Should we listen to Shamima Begum’s verdict on the hijab?

Should we listen to Shamima Begum's verdict on the hijab?
(Credit: ITV)
Text settings
Comments

What should one make of Shamima Begum's appearance on Good Morning Britain? The London schoolgirl left the UK in 2015 to join Isis in Syria, but it appears she's converted to common sense in recent times. Dressed in a sleeveless top and a baseball cap, Begum made a number of frank admissions, including how she 'felt very constricted in the hijab. I felt like I was not myself.'

The cynic will suggest it is an act in an attempt to be allowed back to Britain. Perhaps. Or maybe we should give Begum the benefit of the doubt. She was young and naive at the time. Now she understands how an enforced dress code demeans women – a reality that woman in Afghanistan are now living through. 

It takes a brave woman who is willing to speak out against the Taliban's demands that female students wear hijabs. But some Afghans are willing to do just that: 'Black attire, burqa, and niqab are not and (have) never been part of the Afghan culture,' one woman was quoted as saying. In speaking out, these women bring shame on those in the west who are silent on this issue.
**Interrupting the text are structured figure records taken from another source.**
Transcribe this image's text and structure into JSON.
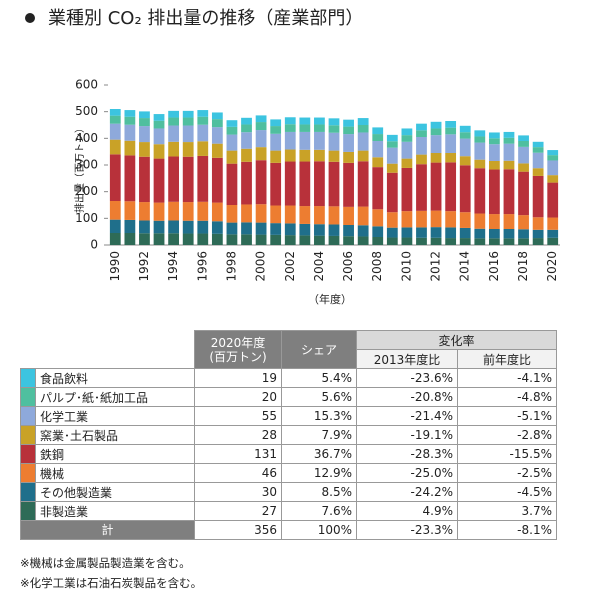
{
  "chart_data": {
    "type": "stacked-bar",
    "title": "業種別 CO₂ 排出量の推移（産業部門）",
    "y_label": "排出量（百万トン）",
    "x_label": "（年度）",
    "categories": [
      "1990",
      null,
      "1992",
      null,
      "1994",
      null,
      "1996",
      null,
      "1998",
      null,
      "2000",
      null,
      "2002",
      null,
      "2004",
      null,
      "2006",
      null,
      "2008",
      null,
      "2010",
      null,
      "2012",
      null,
      "2014",
      null,
      "2016",
      null,
      "2018",
      null,
      "2020"
    ],
    "ylim": [
      0,
      600
    ],
    "yticks": [
      0,
      100,
      200,
      300,
      400,
      500,
      600
    ],
    "grid": false,
    "series": [
      {
        "name": "食品飲料",
        "color": "#3cc4e0",
        "values": [
          25,
          25,
          25,
          25,
          25,
          25,
          25,
          25,
          25,
          25,
          25,
          25,
          26,
          26,
          26,
          26,
          26,
          26,
          25,
          24,
          25,
          25,
          25,
          25,
          24,
          23,
          22,
          22,
          21,
          20,
          19
        ]
      },
      {
        "name": "パルプ･紙･紙加工品",
        "color": "#4fbf9f",
        "values": [
          30,
          30,
          30,
          29,
          30,
          30,
          30,
          30,
          29,
          29,
          30,
          29,
          29,
          28,
          28,
          28,
          28,
          28,
          26,
          24,
          25,
          25,
          25,
          25,
          24,
          23,
          22,
          22,
          22,
          21,
          20
        ]
      },
      {
        "name": "化学工業",
        "color": "#8ea9db",
        "values": [
          60,
          60,
          60,
          59,
          61,
          62,
          62,
          62,
          60,
          62,
          64,
          63,
          66,
          67,
          67,
          67,
          67,
          68,
          61,
          60,
          63,
          66,
          67,
          70,
          66,
          64,
          63,
          64,
          62,
          58,
          55
        ]
      },
      {
        "name": "窯業･土石製品",
        "color": "#c9a227",
        "values": [
          55,
          55,
          55,
          54,
          55,
          55,
          55,
          53,
          49,
          49,
          49,
          46,
          45,
          44,
          43,
          42,
          41,
          40,
          37,
          34,
          35,
          36,
          36,
          35,
          34,
          32,
          32,
          32,
          31,
          29,
          28
        ]
      },
      {
        "name": "鉄鋼",
        "color": "#b8313a",
        "values": [
          175,
          172,
          170,
          165,
          170,
          170,
          172,
          168,
          155,
          160,
          165,
          160,
          165,
          167,
          168,
          167,
          165,
          170,
          158,
          148,
          162,
          175,
          180,
          183,
          176,
          170,
          167,
          168,
          163,
          155,
          131
        ]
      },
      {
        "name": "機械",
        "color": "#ed7d31",
        "values": [
          70,
          70,
          69,
          68,
          70,
          70,
          71,
          70,
          66,
          67,
          69,
          66,
          67,
          67,
          68,
          68,
          68,
          70,
          64,
          58,
          61,
          62,
          62,
          61,
          59,
          57,
          56,
          56,
          53,
          47,
          46
        ]
      },
      {
        "name": "その他製造業",
        "color": "#1f6f8b",
        "values": [
          50,
          49,
          48,
          47,
          48,
          48,
          48,
          47,
          44,
          45,
          45,
          44,
          44,
          43,
          43,
          43,
          42,
          42,
          40,
          37,
          38,
          39,
          40,
          40,
          38,
          36,
          35,
          35,
          34,
          31,
          30
        ]
      },
      {
        "name": "非製造業",
        "color": "#2e6b57",
        "values": [
          45,
          45,
          44,
          44,
          44,
          43,
          43,
          42,
          40,
          40,
          39,
          38,
          37,
          36,
          35,
          34,
          33,
          32,
          30,
          28,
          28,
          27,
          27,
          26,
          26,
          25,
          25,
          25,
          25,
          26,
          27
        ]
      }
    ]
  },
  "table": {
    "header": {
      "value": [
        "2020年度",
        "(百万トン)"
      ],
      "share": "シェア",
      "change": "変化率",
      "vs2013": "2013年度比",
      "vs_prev": "前年度比"
    },
    "rows": [
      [
        "19",
        "5.4%",
        "-23.6%",
        "-4.1%"
      ],
      [
        "20",
        "5.6%",
        "-20.8%",
        "-4.8%"
      ],
      [
        "55",
        "15.3%",
        "-21.4%",
        "-5.1%"
      ],
      [
        "28",
        "7.9%",
        "-19.1%",
        "-2.8%"
      ],
      [
        "131",
        "36.7%",
        "-28.3%",
        "-15.5%"
      ],
      [
        "46",
        "12.9%",
        "-25.0%",
        "-2.5%"
      ],
      [
        "30",
        "8.5%",
        "-24.2%",
        "-4.5%"
      ],
      [
        "27",
        "7.6%",
        "4.9%",
        "3.7%"
      ]
    ],
    "total": [
      "計",
      "356",
      "100%",
      "-23.3%",
      "-8.1%"
    ]
  },
  "notes": [
    "※機械は金属製品製造業を含む。",
    "※化学工業は石油石炭製品を含む。"
  ]
}
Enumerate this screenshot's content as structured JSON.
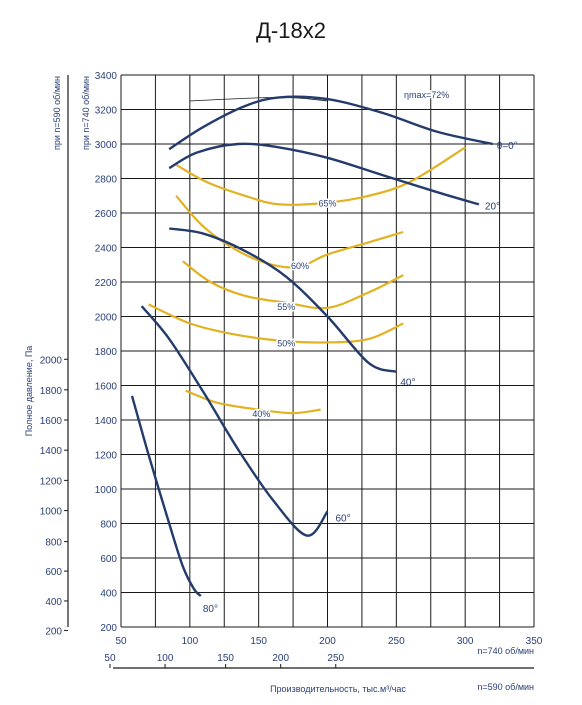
{
  "chart_data": {
    "type": "line",
    "title": "Д-18х2",
    "xlabel": "Производительность, тыс.м³/час",
    "ylabel": "Полное давление,  Па",
    "y_main_header": "при n=740 об/мин",
    "y_second_header": "при n=590 об/мин",
    "x_main_note": "n=740 об/мин",
    "x_second_note": "n=590 об/мин",
    "xlim": [
      50,
      350
    ],
    "ylim": [
      200,
      3400
    ],
    "x_ticks": [
      50,
      100,
      150,
      200,
      250,
      300,
      350
    ],
    "y_ticks": [
      200,
      400,
      600,
      800,
      1000,
      1200,
      1400,
      1600,
      1800,
      2000,
      2200,
      2400,
      2600,
      2800,
      3000,
      3200,
      3400
    ],
    "x2_ticks": [
      50,
      100,
      150,
      200,
      250
    ],
    "x2_positions": [
      42,
      82,
      126,
      166,
      206
    ],
    "y2_ticks": [
      200,
      400,
      600,
      800,
      1000,
      1200,
      1400,
      1600,
      1800,
      2000
    ],
    "y2_positions": [
      180,
      351,
      524,
      695,
      875,
      1050,
      1225,
      1400,
      1575,
      1752
    ],
    "colors": {
      "pressure": "#243b6b",
      "efficiency": "#e2b222",
      "text_blue": "#2a3f78",
      "grid": "#1a1a1a"
    },
    "grid": true,
    "pressure_curves": [
      {
        "label": "θ=0°",
        "points": [
          [
            85,
            2970
          ],
          [
            110,
            3100
          ],
          [
            140,
            3220
          ],
          [
            165,
            3270
          ],
          [
            200,
            3260
          ],
          [
            240,
            3180
          ],
          [
            280,
            3070
          ],
          [
            320,
            3000
          ]
        ]
      },
      {
        "label": "20°",
        "points": [
          [
            85,
            2860
          ],
          [
            105,
            2950
          ],
          [
            135,
            3000
          ],
          [
            165,
            2980
          ],
          [
            200,
            2920
          ],
          [
            240,
            2820
          ],
          [
            280,
            2720
          ],
          [
            310,
            2650
          ]
        ]
      },
      {
        "label": "40°",
        "points": [
          [
            85,
            2510
          ],
          [
            110,
            2480
          ],
          [
            140,
            2380
          ],
          [
            170,
            2230
          ],
          [
            200,
            2000
          ],
          [
            230,
            1730
          ],
          [
            250,
            1680
          ]
        ]
      },
      {
        "label": "60°",
        "points": [
          [
            65,
            2060
          ],
          [
            85,
            1870
          ],
          [
            110,
            1560
          ],
          [
            135,
            1230
          ],
          [
            160,
            940
          ],
          [
            185,
            730
          ],
          [
            200,
            870
          ]
        ]
      },
      {
        "label": "80°",
        "points": [
          [
            58,
            1540
          ],
          [
            70,
            1200
          ],
          [
            85,
            800
          ],
          [
            95,
            550
          ],
          [
            103,
            420
          ],
          [
            108,
            380
          ]
        ]
      }
    ],
    "efficiency_curves": [
      {
        "label": "ηmax=72%",
        "points": [
          [
            100,
            3250
          ],
          [
            165,
            3270
          ],
          [
            200,
            3250
          ]
        ]
      },
      {
        "label": "65%",
        "points": [
          [
            90,
            2880
          ],
          [
            112,
            2780
          ],
          [
            140,
            2700
          ],
          [
            165,
            2650
          ],
          [
            200,
            2660
          ],
          [
            230,
            2700
          ],
          [
            260,
            2780
          ],
          [
            300,
            2980
          ]
        ]
      },
      {
        "label": "60%",
        "points": [
          [
            90,
            2700
          ],
          [
            110,
            2520
          ],
          [
            135,
            2380
          ],
          [
            160,
            2300
          ],
          [
            180,
            2290
          ],
          [
            200,
            2360
          ],
          [
            230,
            2430
          ],
          [
            255,
            2490
          ]
        ]
      },
      {
        "label": "55%",
        "points": [
          [
            95,
            2320
          ],
          [
            115,
            2200
          ],
          [
            140,
            2120
          ],
          [
            170,
            2080
          ],
          [
            200,
            2050
          ],
          [
            230,
            2140
          ],
          [
            255,
            2240
          ]
        ]
      },
      {
        "label": "50%",
        "points": [
          [
            70,
            2070
          ],
          [
            100,
            1960
          ],
          [
            130,
            1900
          ],
          [
            165,
            1860
          ],
          [
            200,
            1850
          ],
          [
            230,
            1870
          ],
          [
            255,
            1960
          ]
        ]
      },
      {
        "label": "40%",
        "points": [
          [
            97,
            1570
          ],
          [
            120,
            1500
          ],
          [
            150,
            1460
          ],
          [
            175,
            1440
          ],
          [
            195,
            1460
          ]
        ]
      }
    ]
  }
}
Other Afghans have begun an online campaign against the repressive dress code, sharing photos of themselves wearing colourful traditional dresses. These heroic young women are reminiscent of those in Iran three years ago, who took to the street to protest against the compulsory wearing of hijabs; or the Algerian women who, in 2017, launched 'Operation Swimsuit', a campaign to allow them to wear a swimsuit on the beach without being verbally and physically assaulted by men.

These courageous campaigners received little or no support from young western feminists. Yet when French coastal resorts, including Nice – which had just seen 86 people murdered in an Islamist attack – banned the burkini, the reaction was swift.
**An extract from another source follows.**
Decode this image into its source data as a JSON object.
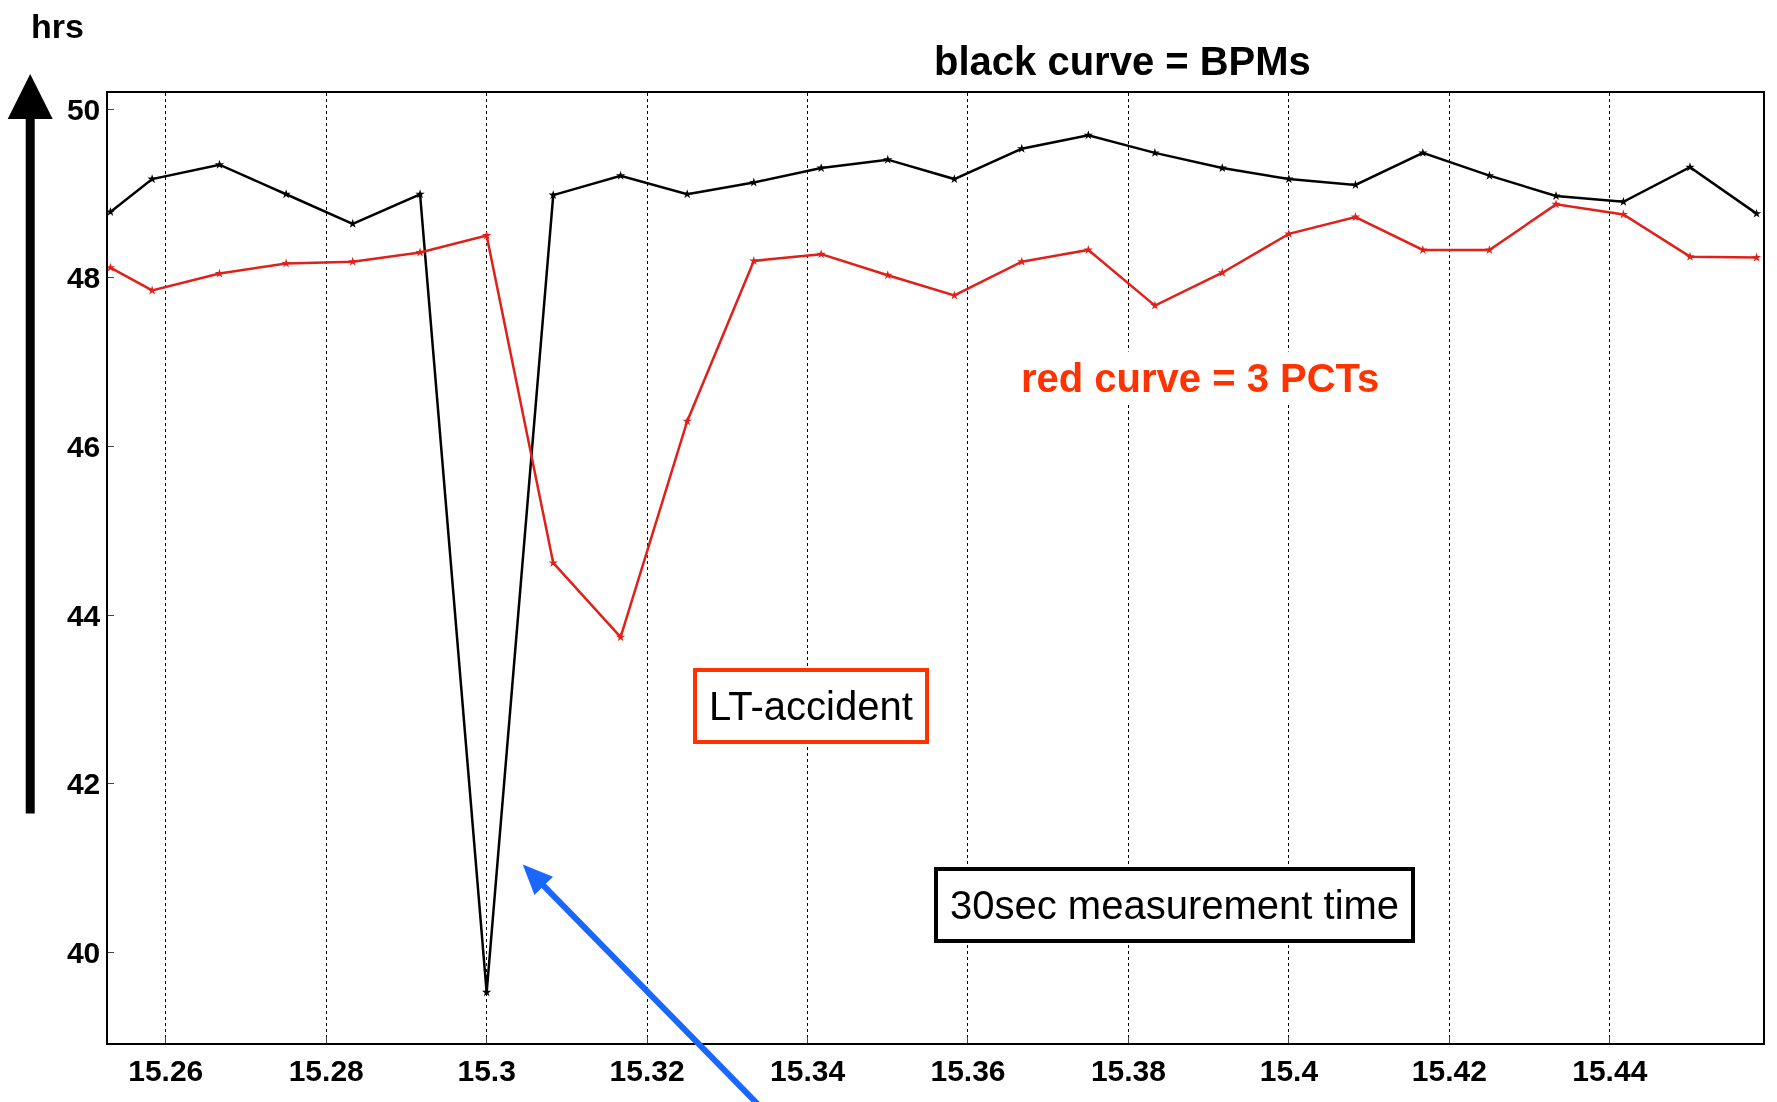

Former French president Nicolas Sarkozy warned that: 

'Wearing a burkini is a political act, it's militant, a provocation. If we do not put an end to this, there is a risk that in ten years, young Muslim girls who do not want to wear the veil or burkini will be stigmatised and peer-pressured.'

Many newspaper columnists in Britain and the United States disagreed, as did the dozens of protesters who gathered outside the French embassy in London. Some of them held placards with slogans such as 'Islamophobia is not freedom'. One of the protest organisers, India Thorogood, told reporters she was there to show 'solidarity with Muslim women in France...it is never right to tell a woman what she can wear or to take her clothes off.' Will these demonstrators now protest on behalf of Afghans living in fear of the Taliban's new rules?

Last month, the Guardian published a harrowing article from an anonymous female student in Kabul. 'I can no longer wear my favourite yellow dress or pink lipstick,' she wrote, terrified of what the future might hold. 'That after 20 years of fighting for our rights and freedom, we should be hunting for burqas and hiding our identity.' It was a powerful piece. But does it square with an article the paper published in 2012, which lauded the hijab as 'feminist and empowering'?
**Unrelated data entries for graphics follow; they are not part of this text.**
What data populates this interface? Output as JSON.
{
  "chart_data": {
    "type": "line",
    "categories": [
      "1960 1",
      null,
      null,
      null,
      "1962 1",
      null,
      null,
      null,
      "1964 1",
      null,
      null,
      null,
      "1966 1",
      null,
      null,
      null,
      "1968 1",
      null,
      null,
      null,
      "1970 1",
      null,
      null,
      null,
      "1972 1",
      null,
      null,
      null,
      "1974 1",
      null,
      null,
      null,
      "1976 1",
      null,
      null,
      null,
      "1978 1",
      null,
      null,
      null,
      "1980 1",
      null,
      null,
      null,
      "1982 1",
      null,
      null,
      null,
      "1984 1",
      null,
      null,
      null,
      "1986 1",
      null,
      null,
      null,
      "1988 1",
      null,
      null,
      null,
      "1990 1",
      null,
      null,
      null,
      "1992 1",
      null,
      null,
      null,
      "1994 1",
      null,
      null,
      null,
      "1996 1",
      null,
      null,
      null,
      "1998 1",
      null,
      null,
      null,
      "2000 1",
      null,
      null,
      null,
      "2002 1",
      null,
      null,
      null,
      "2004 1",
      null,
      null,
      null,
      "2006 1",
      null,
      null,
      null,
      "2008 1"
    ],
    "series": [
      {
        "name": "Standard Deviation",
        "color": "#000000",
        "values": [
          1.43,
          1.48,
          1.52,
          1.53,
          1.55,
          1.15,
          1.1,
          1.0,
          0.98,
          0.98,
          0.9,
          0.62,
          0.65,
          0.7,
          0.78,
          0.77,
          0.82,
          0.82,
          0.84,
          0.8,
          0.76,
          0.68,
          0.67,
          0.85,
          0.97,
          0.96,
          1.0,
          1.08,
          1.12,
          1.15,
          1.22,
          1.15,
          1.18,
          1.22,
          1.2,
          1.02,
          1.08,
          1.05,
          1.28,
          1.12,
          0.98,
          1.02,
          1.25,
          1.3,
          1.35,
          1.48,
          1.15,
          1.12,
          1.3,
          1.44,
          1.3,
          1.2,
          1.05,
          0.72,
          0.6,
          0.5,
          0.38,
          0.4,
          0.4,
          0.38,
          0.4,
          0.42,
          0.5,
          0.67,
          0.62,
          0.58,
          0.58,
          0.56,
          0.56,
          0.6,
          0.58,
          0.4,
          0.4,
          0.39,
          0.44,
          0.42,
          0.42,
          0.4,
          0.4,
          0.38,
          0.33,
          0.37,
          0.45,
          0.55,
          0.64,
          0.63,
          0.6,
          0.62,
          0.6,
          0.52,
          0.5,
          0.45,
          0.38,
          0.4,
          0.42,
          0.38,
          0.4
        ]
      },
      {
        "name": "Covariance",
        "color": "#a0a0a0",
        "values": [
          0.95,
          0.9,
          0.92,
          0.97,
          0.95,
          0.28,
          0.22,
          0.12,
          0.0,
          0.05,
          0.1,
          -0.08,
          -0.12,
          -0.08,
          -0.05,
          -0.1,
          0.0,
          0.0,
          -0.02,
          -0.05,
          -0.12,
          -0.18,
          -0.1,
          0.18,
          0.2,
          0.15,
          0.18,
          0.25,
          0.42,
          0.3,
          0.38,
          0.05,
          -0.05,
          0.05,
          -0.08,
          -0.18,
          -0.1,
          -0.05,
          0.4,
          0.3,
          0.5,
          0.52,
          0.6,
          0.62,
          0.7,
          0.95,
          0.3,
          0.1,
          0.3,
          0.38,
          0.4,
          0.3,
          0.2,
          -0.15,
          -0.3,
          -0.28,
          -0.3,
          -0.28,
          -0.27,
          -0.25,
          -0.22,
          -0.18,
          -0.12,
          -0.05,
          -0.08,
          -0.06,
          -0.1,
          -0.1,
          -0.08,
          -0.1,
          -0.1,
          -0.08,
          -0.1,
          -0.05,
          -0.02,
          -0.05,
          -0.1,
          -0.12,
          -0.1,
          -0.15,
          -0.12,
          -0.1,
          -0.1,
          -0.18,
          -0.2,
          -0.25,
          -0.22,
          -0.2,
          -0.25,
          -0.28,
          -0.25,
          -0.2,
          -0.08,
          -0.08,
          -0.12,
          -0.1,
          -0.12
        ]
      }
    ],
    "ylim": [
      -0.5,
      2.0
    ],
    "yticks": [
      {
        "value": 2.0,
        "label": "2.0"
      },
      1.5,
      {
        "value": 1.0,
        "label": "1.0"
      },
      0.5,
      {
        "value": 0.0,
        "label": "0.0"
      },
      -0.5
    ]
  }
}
A year later, the Observer published a lengthy article headlined 'Can the burqa be stylish?'. Yes, was the answer. 'To some it's an object of oppression, to others a graceful and modest form of expression,' said the paper, which then proudly showcased 'the women determined to make Islamic dress both a statement of choice – and fashion'.

In 2018, the Independent gave a voice to a Danish women who was outraged that her country had banned the face veil, which had left her feeling 'dehumanised'. 'I feel sad that my way of life is being suppressed by the politicians who want to force me to uncover,' she said.

Who will speak out for those in Afghanistan forced to cover up? When France implemented a ban on headscarves and other religious symbols from schools in 2004, Human Rights Watch called it 'discriminatory' and claimed it 'disproportionately affected Muslim girls'. In fact, a ban had been introduced ten years earlier, but its enforcement was lax and the government only enshrined it into law in 2004. 

Has the ban had a positive effect? A book published last month in France, Three Lessons about the Republican School, suggested it might have done. Among Muslim women born in France before 1970 – prior to the enforcement of the law – only one in two achieved their baccalauréat (compared to 62 per cent of non-Muslim girls); subsequently, among young Muslim women born after 1990 – and who therefore went to school after the ban on wearing the veil – this success rate has risen to 68 per cent.

Did the ban help these pupils? Whether it did or not, what is clear is that the burkini is not part of French culture, just as those brave Afghan women are right to protest that the burqa and niqab are not part of their culture. They belong to no culture other than the one that seeks to keep women in servitude. If even Shamima Begum realises that, will others in the west do the same?